Stimuli-responsive hydrogels possess unique advantages in drug delivery due to their variable performance and status based on the external environment. In the present study, a dual-responsive (pH and reactive oxygen species (ROS)) hydrogel was prepared to realize drug release properties under inflammatory stimulation. By grafting 3-carboxy-phenylboronic acid to the gelatin molecular backbone and cross-linking with poly(vinyl alcohol), we successfully synthesized the inflammation-responsive drug-loaded hydrogels after encapsulation with vancomycin-conjugated silver nanoclusters (VAN-AgNCs) and pH-sensitive micelles loaded with nimesulide (NIM).
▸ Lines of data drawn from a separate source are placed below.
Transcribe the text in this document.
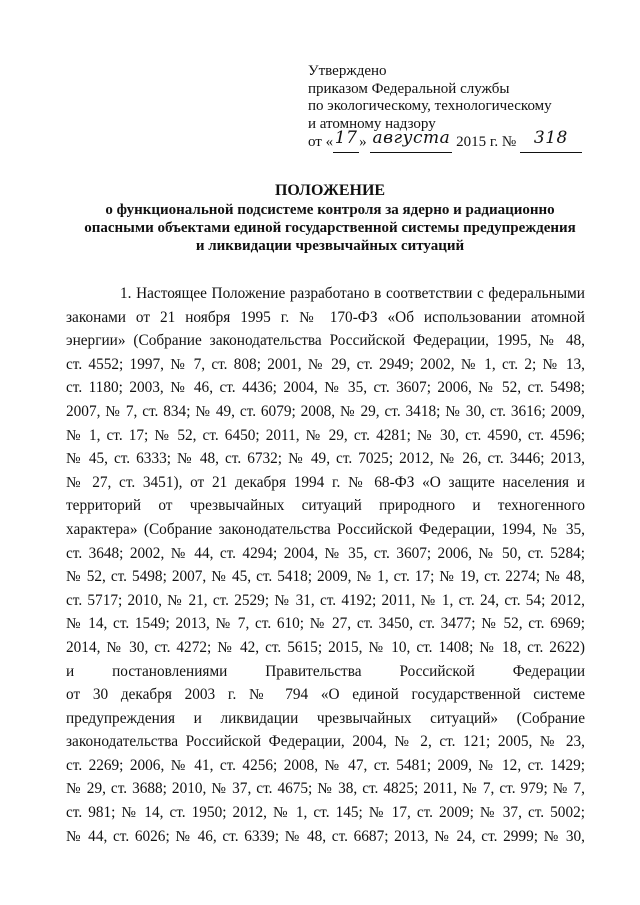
Утверждено
приказом Федеральной службы
по экологическому, технологическому
и атомному надзору
от «17 » августа 2015 г. № 318
ПОЛОЖЕНИЕ
о функциональной подсистеме контроля за ядерно и радиационно
опасными объектами единой государственной системы предупреждения
и ликвидации чрезвычайных ситуаций
1. Настоящее Положение разработано в соответствии с федеральными
законами от 21 ноября 1995 г. № 170-ФЗ «Об использовании атомной
энергии» (Собрание законодательства Российской Федерации, 1995, № 48,
ст. 4552; 1997, № 7, ст. 808; 2001, № 29, ст. 2949; 2002, № 1, ст. 2; № 13,
ст. 1180; 2003, № 46, ст. 4436; 2004, № 35, ст. 3607; 2006, № 52, ст. 5498;
2007, № 7, ст. 834; № 49, ст. 6079; 2008, № 29, ст. 3418; № 30, ст. 3616; 2009,
№ 1, ст. 17; № 52, ст. 6450; 2011, № 29, ст. 4281; № 30, ст. 4590, ст. 4596;
№ 45, ст. 6333; № 48, ст. 6732; № 49, ст. 7025; 2012, № 26, ст. 3446; 2013,
№ 27, ст. 3451), от 21 декабря 1994 г. № 68-ФЗ «О защите населения и
территорий от чрезвычайных ситуаций природного и техногенного
характера» (Собрание законодательства Российской Федерации, 1994, № 35,
ст. 3648; 2002, № 44, ст. 4294; 2004, № 35, ст. 3607; 2006, № 50, ст. 5284;
№ 52, ст. 5498; 2007, № 45, ст. 5418; 2009, № 1, ст. 17; № 19, ст. 2274; № 48,
ст. 5717; 2010, № 21, ст. 2529; № 31, ст. 4192; 2011, № 1, ст. 24, ст. 54; 2012,
№ 14, ст. 1549; 2013, № 7, ст. 610; № 27, ст. 3450, ст. 3477; № 52, ст. 6969;
2014, № 30, ст. 4272; № 42, ст. 5615; 2015, № 10, ст. 1408; № 18, ст. 2622)
и постановлениями Правительства Российской Федерации
от 30 декабря 2003 г. № 794 «О единой государственной системе
предупреждения и ликвидации чрезвычайных ситуаций» (Собрание
законодательства Российской Федерации, 2004, № 2, ст. 121; 2005, № 23,
ст. 2269; 2006, № 41, ст. 4256; 2008, № 47, ст. 5481; 2009, № 12, ст. 1429;
№ 29, ст. 3688; 2010, № 37, ст. 4675; № 38, ст. 4825; 2011, № 7, ст. 979; № 7,
ст. 981; № 14, ст. 1950; 2012, № 1, ст. 145; № 17, ст. 2009; № 37, ст. 5002;
№ 44, ст. 6026; № 46, ст. 6339; № 48, ст. 6687; 2013, № 24, ст. 2999; № 30,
This novel design not only retained the dynamic functions of hydrogels, such as injectability, self-healing, and remodeling, but also realized sequential and on-demand drug delivery at diabetic-infected wound sites. In this work, we found that the hydrogel exhibited excellent biocompatibility and hemostasis properties owing to the enhanced cell-adhesive property of the gelatin component. The significant antibacterial and anti-inflammatory effect of the hydrogel was demonstrated in an in vitro experiment. Moreover, in the in vivo experiment, the hydrogel was found to play a role in promoting infected wound healing through sequential hemostasis and antibacterial and anti-inflammatory processes. Collectively, this inflammation-responsive hydrogel design containing VAN-AgNCs and NIM-loaded micelles has great potential in the application of chronically infected diabetic wound treatment, as well as in other inflammatory diseases.